THEORY OF MIND: Cognition and Development

THEORY OF MIND (SOCIAL COGNITION)

Theory of Mind (TOM) is our personal understanding of what other people are thinking or feeling. It is our ‘theory’ of what is going on in the mind of another person (empathy).

Sally-Anne studies are a technique for assessing TOM. Sally places a marble in her basket, but Anne moves the marble to her box when Sally’s not looking. To understand the story and demonstrate TOM, children have to identify that Sally will look for the marble in the wrong place (her basket) because she doesn’t know it’s been moved.

A lack of TOM has been used as an explanation for Autism.
Autism is characterised by difficulty in communicating, forming relationships with other people and using language/abstract concepts. It results from a very specific form of cognitive functioning or ‘mind-blindness’.

Baron-Cahen et al (1985) explored links between TOM deficits and autistic-spectrum-disorder (ASD) using false belief tasks (eg. Sally-Anne study).
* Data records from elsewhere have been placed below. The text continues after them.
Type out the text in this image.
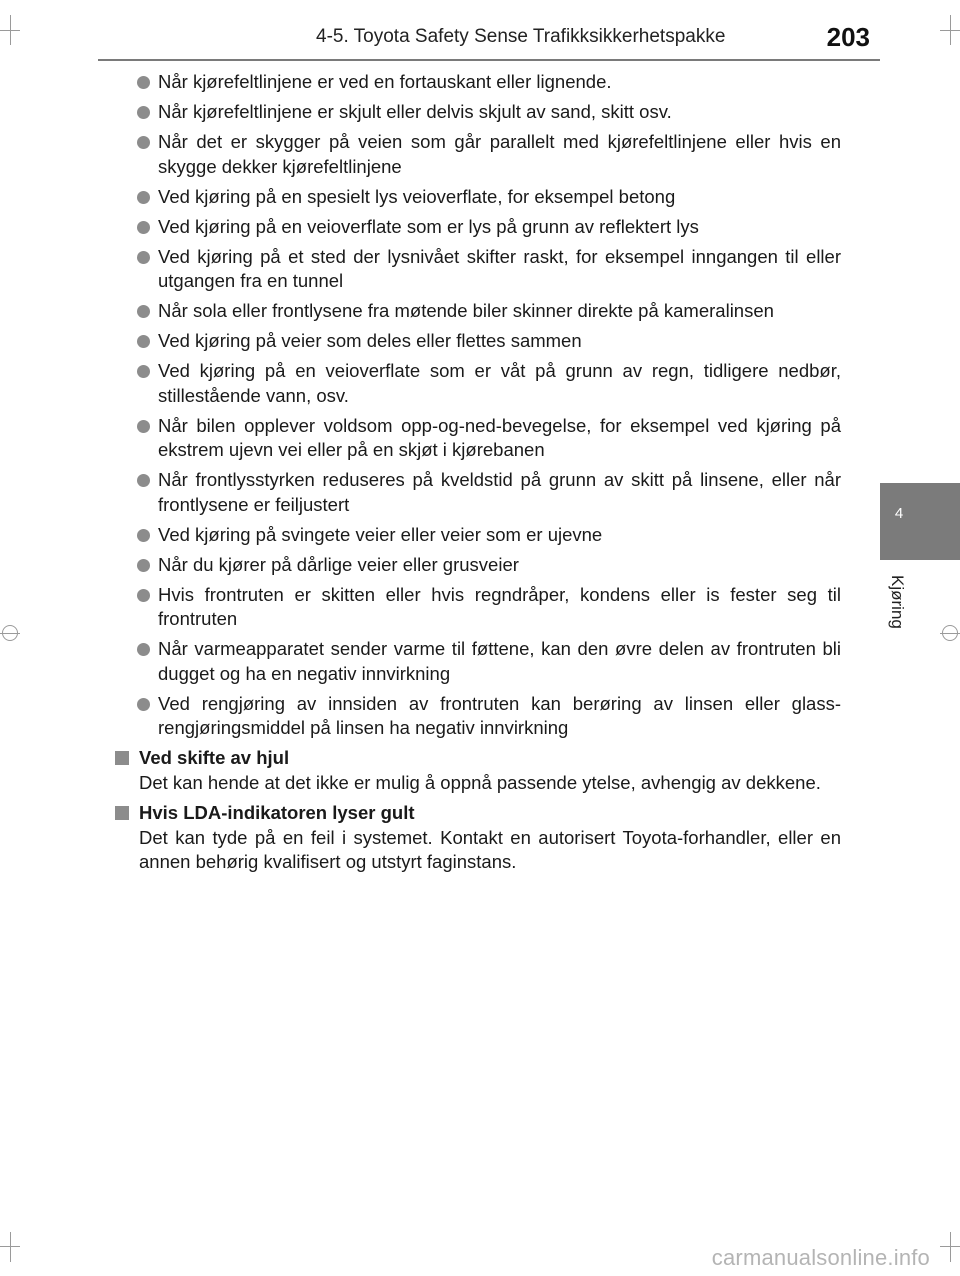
4-5. Toyota Safety Sense Trafikksikkerhetspakke	203
4
Kjøring
Når kjørefeltlinjene er ved en fortauskant eller lignende.
Når kjørefeltlinjene er skjult eller delvis skjult av sand, skitt osv.
Når det er skygger på veien som går parallelt med kjørefeltlinjene eller hvis en skygge dekker kjørefeltlinjene
Ved kjøring på en spesielt lys veioverflate, for eksempel betong
Ved kjøring på en veioverflate som er lys på grunn av reflektert lys
Ved kjøring på et sted der lysnivået skifter raskt, for eksempel inngangen til eller utgangen fra en tunnel
Når sola eller frontlysene fra møtende biler skinner direkte på kameralinsen
Ved kjøring på veier som deles eller flettes sammen
Ved kjøring på en veioverflate som er våt på grunn av regn, tidligere nedbør, stillestående vann, osv.
Når bilen opplever voldsom opp-og-ned-bevegelse, for eksempel ved kjøring på ekstrem ujevn vei eller på en skjøt i kjørebanen
Når frontlysstyrken reduseres på kveldstid på grunn av skitt på linsene, eller når frontlysene er feiljustert
Ved kjøring på svingete veier eller veier som er ujevne
Når du kjører på dårlige veier eller grusveier
Hvis frontruten er skitten eller hvis regndråper, kondens eller is fester seg til frontruten
Når varmeapparatet sender varme til føttene, kan den øvre delen av frontruten bli dugget og ha en negativ innvirkning
Ved rengjøring av innsiden av frontruten kan berøring av linsen eller glass-rengjøringsmiddel på linsen ha negativ innvirkning
Ved skifte av hjul
Det kan hende at det ikke er mulig å oppnå passende ytelse, avhengig av dekkene.
Hvis LDA-indikatoren lyser gult
Det kan tyde på en feil i systemet. Kontakt en autorisert Toyota-forhandler, eller en annen behørig kvalifisert og utstyrt faginstans.
carmanualsonline.info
They used 20 high-functioning children with ASD and compared these to 14 children with Down’s Syndrome and 27 children without a diagnosis, and found that 85% of children in the control groups could identify where Sally would look for her marble – compared to only 20% in the ASD group; this suggests that ASD involves a TOM deficit.

EVALUATION OF THEORY OF MIND:
Strength/Weakness:
P: Adults with Asperger Syndrome (a form of ASD) were tested with the Sally-Anne task and they succeeded easily.
E: This therefore questioned whether ASD can actually be explained by TOM deficits – so they developed a more challenging task to assess TOM in adults. ‘The Eyes Task’ involves reading complex emotions in pictures of faces that just show a small area around the eyes

E: The adults with Asperger Syndrome struggled with this, supporting the idea that TOM deficits might, in fact, cause ASD.

Weakness:
P: False belief tasks (such as Sally-Anne Studies) may lack validity
E: For example, success of such tasks requires other cognitive abilities, eg. memory, and not just TOM.
E: Therefore, children may struggle for reasons other than having a TOM deficit – maybe weakened memory could explain Autism rather than TOM; this challenges the validity of this research.

Weakness:
P: It is hard to distinguish TOM from perspective-taking
E: Perspective-taking (viewing social situations from another person’s POV) and TOM (our personal understanding of what other people are thinking or feeling) appear to be closely linked.
E: The tasks used to measure TOM could, in fact, simply just be measures of perspective-taking which therefore questions the validity of TOM research.


Weakness:
P: The Eyes-Task may also lack validity
E: The experience of looking at a static pair of eyes in isolation is so different from real life where we have access to so much more information.
E: Therefore, both the Eyes Task and the Sally-Anne task may lack validity and shouldn’t be used to generalise to real life abilities.